Par un mémoire, enregistré le 7 mai 2026, le préfet du Calvados conclut au rejet de la requête.
Il fait valoir qu’aucun des moyens soulevés n’est de nature à créer un doute sérieux sur la légalité de la décision attaquée :
• le signataire de la décision bénéficiait d’une délégation de signature régulièrement publiée ;
• la requérante ne remplit plus les conditions posées à l’article 9 de la convention franco-nigérienne du 18 septembre 1997 pour bénéficier d’un titre de séjour en qualité d’étudiante ; après sept années d’études, elle n’a validé que deux années de licence ; en outre, la courte durée de ses absences ponctuelles au regard de son état de grossesse puis de ses malaises ne suffit pas à expliquer ses cinq échecs consécutifs.
Vu :
- les autres pièces du dossier ;
- la requête enregistrée le 27 avril 2026 sous le numéro 2601561 par laquelle Mme A… B… demande l’annulation de la décision du préfet du Calvados du 18 mars 2026.
Vu :
- la convention européenne de sauvegarde des droits de l’homme et des libertés fondamentales ;
- la convention signée le 24 juin 1994 entre le gouvernement de la République française et le Gouvernement de la République du Niger relative à la circulation et au séjour des personnes ;
- le code de l’entrée et du séjour des étrangers et du droit d’asile ;
- la loi n° 91-647 du 10 juillet 1991 ;
- le code de justice administrative.
La présidente du tribunal a désigné Mme Audrey Macaud, vice-présidente, pour statuer sur les demandes de référé.
Les parties ont été régulièrement averties du jour de l’audience.
Ont été entendus, au cours de l’audience publique du 12 mai 2026 à 13 heures 35, en présence de Mme Bloyet, greffière d’audience :
- le rapport de Mme C… ;
- et les observations de Me Cavelier, représentant Mme A… B…, qui précise qu’en 2026, ses études sont réelles et sérieuses puisqu’elle a validé une licence 2 et qu’elle va très probablement valider une licence 3 ; que les programmes ont changé en 2022-2023 et elle a donc dû tout reprendre ; qu’il faut apprécier sa progression à compter de l’année 2022-2023 et en tenant compte des efforts qu’elle a fournis.
Après avoir constaté que le préfet du Calvados n’était ni présent ni représenté, la clôture de l’instruction a été prononcée à l’issue de l’audience.
Considérant ce qui suit :
Mme D… A… B…, née le 18 août 1996 à Gaya au Niger, est entrée en France le 3 octobre 2018, munie d’un passeport revêtu d’un visa de long séjour valable du 28 septembre 2018 au 26 novembre 2019 portant la mention « étudiant ». Elle a bénéficié d’un titre de séjour en cette qualité jusqu’au 26 novembre 2023. Mme A… B… a demandé, le 26 novembre 2023, le renouvellement de son titre de séjour mais, par un arrêté du 18 mars 2026, le préfet du Calvados a refusé de lui délivrer le titre de séjour sollicité et l’a obligée à quitter le territoire français dans un délai de trente jours. Mme A… B… demande au juge des référés de suspendre l’exécution de l’arrêté du 18 mars 2026 en tant qu’il refuse la délivrance d’un titre de séjour.

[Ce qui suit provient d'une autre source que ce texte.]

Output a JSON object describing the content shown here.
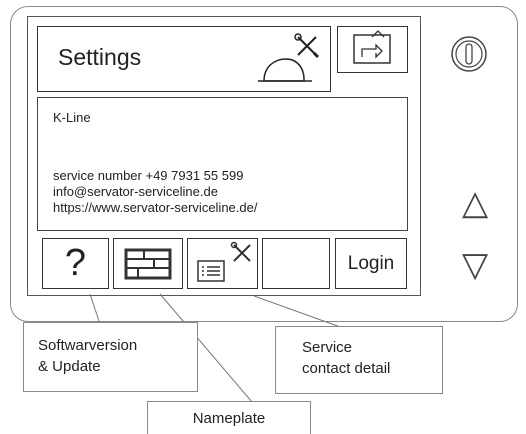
{
  "header": {
    "title": "Settings"
  },
  "contact": {
    "company": "K-Line",
    "service_number": "service number +49 7931 55 599",
    "email": "info@servator-serviceline.de",
    "website": "https://www.servator-serviceline.de/"
  },
  "buttons": {
    "help_label": "?",
    "login_label": "Login"
  },
  "callouts": {
    "softwarversion": [
      "Softwarversion",
      "& Update"
    ],
    "service_contact": [
      "Service",
      "contact detail"
    ],
    "nameplate": "Nameplate"
  },
  "side_controls": {
    "up_arrow": "△",
    "down_arrow": "▽"
  }
}
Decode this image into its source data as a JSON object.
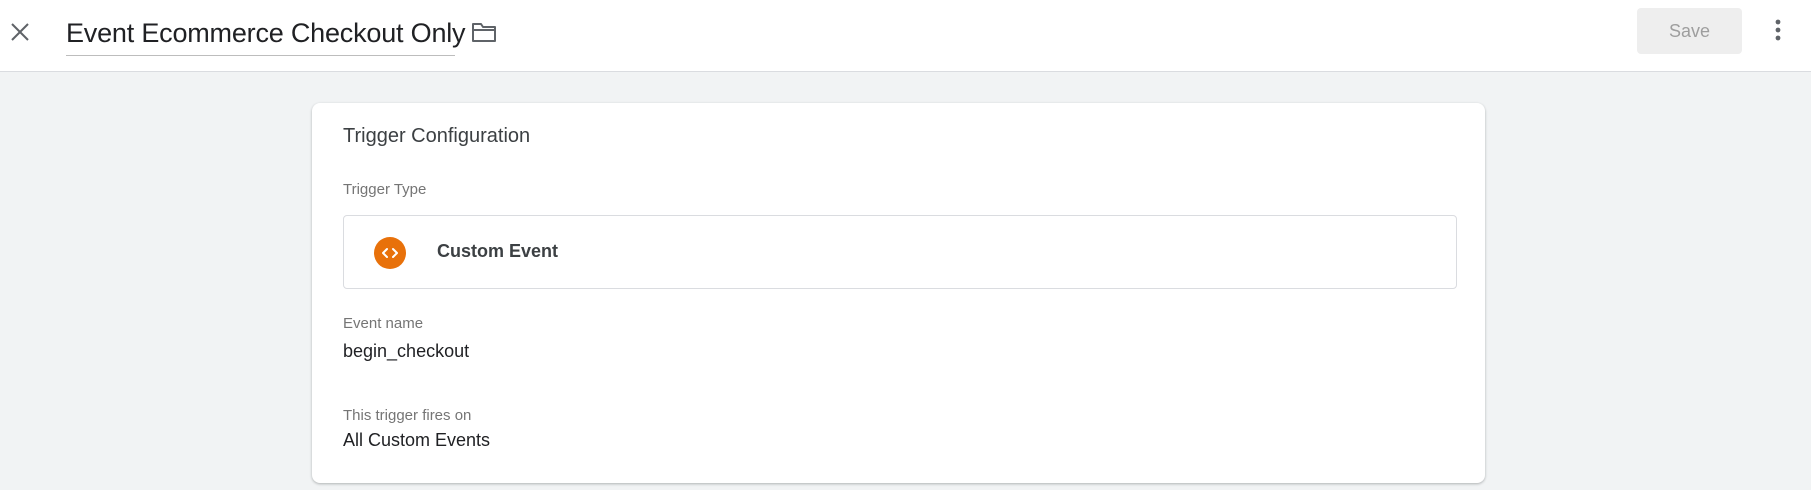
{
  "header": {
    "title": "Event Ecommerce Checkout Only",
    "save_label": "Save",
    "icons": {
      "close": "close-icon",
      "folder": "folder-icon",
      "more": "more-vert-icon"
    }
  },
  "card": {
    "title": "Trigger Configuration",
    "trigger_type": {
      "label": "Trigger Type",
      "value": "Custom Event",
      "icon": "custom-event-icon",
      "icon_color": "#e8710a"
    },
    "event_name": {
      "label": "Event name",
      "value": "begin_checkout"
    },
    "fires_on": {
      "label": "This trigger fires on",
      "value": "All Custom Events"
    }
  }
}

Sur l’admission provisoire à l’aide juridictionnelle :
Eu égard au délai dans lequel le juge des référés doit se prononcer, il y a lieu d’admettre Mme A… B… au bénéfice de l’aide juridictionnelle à titre provisoire.
Sur la requête de Mme A… B… :
Aux termes de l’article L. 521-1 du code de justice administrative : « Quand une décision administrative, même de rejet, fait l’objet d’une requête en annulation ou en réformation, le juge des référés, saisi d’une demande en ce sens, peut ordonner la suspension de l’exécution de cette décision, ou de certains de ses effets, lorsque l’urgence le justifie et qu’il est fait état d’un moyen propre à créer, en l’état de l’instruction, un doute sérieux quant à la légalité de la décision (…) ».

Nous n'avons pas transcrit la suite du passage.